Designed by the Valerio Dewalt Train Associates, the new LeRoy Neiman Student Center at the School of the Art Institute of Chicago (SAIC) addresses a challenge faced by many urban colleges lacking a main campus: the need for a "home base" for students. It occupies the first two floors of a historic Chicago brick tower designed by Holabird and Roche, with a new, open, sculptural stair connecting the two.
The LeRoy Neiman Student Center combines offices and spaces for meeting, studying, lounging, and dining while offering a sense of identity to the student body. The facility is fully equipped with high-end audiovisual technology, providing opportunities for student interactions and presentations. The 1,000-square-foot student gallery provides the school with a street-level presence and includes a video wall for high-tech visual art. The program/event space hosts events for up to 80 people. The student leadership suite can be configured as one large room or two smaller ones for activities and meetings.
The main donor for the student center was the artist LeRoy Neiman, an SAIC alumnus who achieved a great deal of commercial success. According to his bequest, Summertime in the Indiana Dunes, created in 1965 for the Mercantile National Bank in Indiana, was to be mounted in the project. This proved to be a design challenge, because the mural is eight feet high and more than 50 feet long. VDTA created a special viewing area for the painting in the lobby of the building. The painting had to be bent to fit; it turns a 90-degree corner. The result is a striking visual display at the building's entrance.
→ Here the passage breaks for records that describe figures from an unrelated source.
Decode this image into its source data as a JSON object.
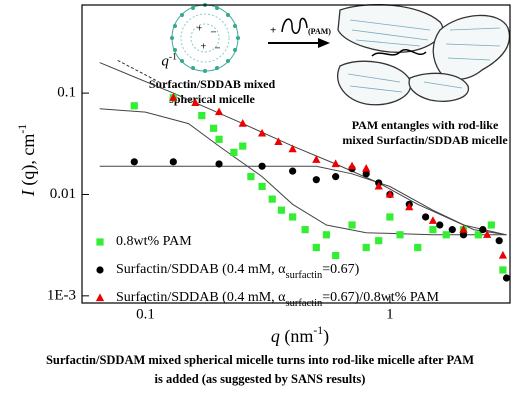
{
  "chart_data": {
    "type": "scatter",
    "log_x": true,
    "log_y": true,
    "xlim": [
      0.055,
      3.1
    ],
    "ylim": [
      0.00085,
      0.74
    ],
    "xticks": [
      0.1,
      1
    ],
    "yticks": [
      {
        "value": 0.001,
        "label": "1E-3"
      },
      0.01,
      0.1
    ],
    "x_label": [
      "q",
      " (nm",
      "-1",
      ")"
    ],
    "y_label": [
      "I",
      " (q), cm",
      "-1"
    ],
    "series": [
      {
        "name": [
          "0.8wt% PAM"
        ],
        "color": "#33ee33",
        "marker": "square",
        "x": [
          0.09,
          0.13,
          0.17,
          0.19,
          0.2,
          0.23,
          0.25,
          0.27,
          0.3,
          0.33,
          0.36,
          0.4,
          0.45,
          0.5,
          0.55,
          0.6,
          0.7,
          0.8,
          0.9,
          1.0,
          1.1,
          1.3,
          1.5,
          1.7,
          2.0,
          2.3,
          2.6,
          2.9
        ],
        "values": [
          0.075,
          0.09,
          0.06,
          0.045,
          0.035,
          0.026,
          0.03,
          0.015,
          0.012,
          0.009,
          0.007,
          0.006,
          0.0045,
          0.003,
          0.004,
          0.0025,
          0.005,
          0.003,
          0.0035,
          0.006,
          0.004,
          0.003,
          0.0045,
          0.004,
          0.0045,
          0.004,
          0.005,
          0.0018
        ]
      },
      {
        "name": [
          "Surfactin/SDDAB (0.4 mM, α",
          "surfactin",
          "=0.67)"
        ],
        "color": "#000000",
        "marker": "circle",
        "x": [
          0.09,
          0.13,
          0.2,
          0.3,
          0.4,
          0.5,
          0.6,
          0.7,
          0.8,
          0.9,
          1.0,
          1.2,
          1.4,
          1.6,
          1.8,
          2.0,
          2.4,
          2.8,
          3.0
        ],
        "values": [
          0.021,
          0.021,
          0.02,
          0.019,
          0.017,
          0.014,
          0.015,
          0.018,
          0.016,
          0.013,
          0.01,
          0.008,
          0.006,
          0.005,
          0.0045,
          0.004,
          0.0045,
          0.0035,
          0.0015
        ]
      },
      {
        "name": [
          "Surfactin/SDDAB (0.4 mM, α",
          "surfactin",
          "=0.67)/0.8wt% PAM"
        ],
        "color": "#ee0000",
        "marker": "triangle",
        "x": [
          0.13,
          0.16,
          0.2,
          0.25,
          0.3,
          0.35,
          0.4,
          0.5,
          0.6,
          0.7,
          0.8,
          0.9,
          1.0,
          1.2,
          1.5,
          2.0,
          2.5,
          2.9
        ],
        "values": [
          0.09,
          0.08,
          0.065,
          0.05,
          0.04,
          0.033,
          0.028,
          0.022,
          0.02,
          0.019,
          0.018,
          0.012,
          0.01,
          0.0075,
          0.0055,
          0.0045,
          0.004,
          0.0025
        ]
      }
    ],
    "fits": [
      {
        "color": "#444444",
        "x": [
          0.065,
          0.1,
          0.15,
          0.2,
          0.3,
          0.4,
          0.55,
          0.8,
          1.5,
          3.0
        ],
        "values": [
          0.07,
          0.065,
          0.05,
          0.03,
          0.015,
          0.008,
          0.005,
          0.0042,
          0.004,
          0.004
        ]
      },
      {
        "color": "#444444",
        "x": [
          0.065,
          0.3,
          0.5,
          0.7,
          1.0,
          1.5,
          2.2,
          3.0
        ],
        "values": [
          0.019,
          0.019,
          0.019,
          0.016,
          0.012,
          0.007,
          0.0045,
          0.004
        ]
      },
      {
        "color": "#444444",
        "x": [
          0.065,
          0.13,
          0.25,
          0.4,
          0.6,
          0.9,
          1.3,
          2.0,
          3.0
        ],
        "values": [
          0.2,
          0.1,
          0.05,
          0.03,
          0.02,
          0.013,
          0.008,
          0.005,
          0.004
        ]
      }
    ],
    "reference_line": {
      "x": [
        0.077,
        0.114
      ],
      "values": [
        0.21,
        0.128
      ],
      "label": [
        "q",
        "-1"
      ]
    }
  },
  "diagram": {
    "left_label": [
      "Surfactin/SDDAB mixed",
      "spherical micelle"
    ],
    "plus": "+",
    "polymer_label": "(PAM)",
    "right_label": [
      "PAM entangles with rod-like",
      "mixed Surfactin/SDDAB micelle"
    ]
  },
  "caption": [
    "Surfactin/SDDAM mixed spherical micelle turns into rod-like micelle after PAM",
    "is added (as suggested by SANS results)"
  ]
}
Adjacent to the Sharp Building is Legacy at Millennium Park, a new 50-story condominium tower built on property formerly owned by SAIC and incorporating the facades of several existing buildings into its base. In a unique arrangement, SAIC traded part of the Sharp Building's first floor in exchange for several floors at the base of the Legacy tower. This allowed the Legacy's developers to create a residential lobby connected to the Sharp Building; the entire area was renovated as one project. Classrooms and private graduate studios in the Legacy offer new learning spaces to support continued campus growth. The new wing has exposed concrete floors and structure, generous ceiling heights, and an eye-level view of the Chicago El tracks. Special glazing and acoustical wall treatments absorb noise from passing trains.